I would much rather prescribe my patients who are suffering from chronic pain the chance to try a drug that is less risky. As an addiction psychiatrist and former director of an Air Force addiction treatment program, I see no better example of this catastrophic policy in action than when it comes to our nation’s veterans.
The wars in Afghanistan and Iraq resulted in a generation of soldiers with complex pain and risk for substance use disorders. Yet most commercial plans, and even the VA formulary continue to insist on first failing at least three immediate release opioid analgesic agents such as Percocet and Vicodin, before approving buprenorphine for pain management. Yet evidence shows that buprenorphine controls pain quite well in this population with much less risk of abuse/overdose, and may even some unique benefits in treating PTSD.
As policymakers nationwide are looking to address the growing and harrowing epidemic they should consider the root cause and take a long hard look at the policy barriers that game-changing drugs such as buprenorphine face when it comes to treating chronic pain. Wouldn’t it make more sense to allow patients access to effective and less harmful drugs as a first treatment rather than beginning with the more addictive opioids on the market?

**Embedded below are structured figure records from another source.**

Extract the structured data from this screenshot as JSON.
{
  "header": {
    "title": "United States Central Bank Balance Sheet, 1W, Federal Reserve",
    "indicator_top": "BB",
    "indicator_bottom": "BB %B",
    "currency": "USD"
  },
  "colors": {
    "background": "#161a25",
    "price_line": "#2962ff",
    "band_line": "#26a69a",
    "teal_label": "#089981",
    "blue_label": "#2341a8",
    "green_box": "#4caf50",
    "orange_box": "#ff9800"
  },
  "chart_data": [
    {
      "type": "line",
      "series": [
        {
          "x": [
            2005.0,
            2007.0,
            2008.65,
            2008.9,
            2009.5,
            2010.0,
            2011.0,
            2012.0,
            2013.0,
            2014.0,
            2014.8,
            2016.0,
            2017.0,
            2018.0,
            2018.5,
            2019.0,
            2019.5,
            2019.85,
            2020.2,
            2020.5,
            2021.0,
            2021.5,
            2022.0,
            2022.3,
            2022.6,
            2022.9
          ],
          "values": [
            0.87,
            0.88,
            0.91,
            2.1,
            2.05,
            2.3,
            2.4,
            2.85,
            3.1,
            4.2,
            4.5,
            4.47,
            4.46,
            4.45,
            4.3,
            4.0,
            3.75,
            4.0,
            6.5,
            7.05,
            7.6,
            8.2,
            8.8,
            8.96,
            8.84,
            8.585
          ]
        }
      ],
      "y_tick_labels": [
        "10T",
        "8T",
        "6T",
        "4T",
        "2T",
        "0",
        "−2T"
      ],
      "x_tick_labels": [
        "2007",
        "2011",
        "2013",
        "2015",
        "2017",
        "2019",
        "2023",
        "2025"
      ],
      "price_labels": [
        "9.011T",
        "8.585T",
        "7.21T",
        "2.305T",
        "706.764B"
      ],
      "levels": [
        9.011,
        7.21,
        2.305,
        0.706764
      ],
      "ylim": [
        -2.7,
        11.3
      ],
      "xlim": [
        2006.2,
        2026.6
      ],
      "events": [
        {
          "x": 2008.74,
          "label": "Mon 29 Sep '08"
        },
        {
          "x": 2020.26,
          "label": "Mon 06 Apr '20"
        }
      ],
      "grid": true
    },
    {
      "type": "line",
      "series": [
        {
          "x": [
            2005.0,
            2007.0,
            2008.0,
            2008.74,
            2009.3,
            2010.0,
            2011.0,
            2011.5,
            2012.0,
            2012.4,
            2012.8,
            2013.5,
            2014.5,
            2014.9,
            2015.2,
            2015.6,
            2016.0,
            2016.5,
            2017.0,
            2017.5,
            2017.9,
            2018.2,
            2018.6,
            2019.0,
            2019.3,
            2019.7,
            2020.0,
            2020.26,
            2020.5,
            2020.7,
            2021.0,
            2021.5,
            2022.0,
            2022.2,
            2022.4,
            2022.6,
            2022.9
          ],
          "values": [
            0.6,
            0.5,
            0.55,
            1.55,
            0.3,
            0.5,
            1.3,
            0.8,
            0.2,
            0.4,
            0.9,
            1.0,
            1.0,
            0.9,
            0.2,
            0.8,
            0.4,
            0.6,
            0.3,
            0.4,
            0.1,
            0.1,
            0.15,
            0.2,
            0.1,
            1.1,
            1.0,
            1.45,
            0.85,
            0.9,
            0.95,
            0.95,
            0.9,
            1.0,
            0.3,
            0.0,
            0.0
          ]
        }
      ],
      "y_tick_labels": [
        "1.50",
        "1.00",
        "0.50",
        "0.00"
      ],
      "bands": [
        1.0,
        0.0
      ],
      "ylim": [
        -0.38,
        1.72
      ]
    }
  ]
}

If there’s a way to provide a better quality of life for those suffering with chronic pain while also combating the root cause of addiction, shouldn’t we try?
If prescribing and granting access to less addictive drugs could save thousands of people from a lifetime of addiction — it’s time for policymakers and physicians such as myself to tell insurers enough is enough.
Matthew S. Keene, MD is the executive director of the Scottsdale Center for the Advancement of Neuroscience (S.C.A.N.).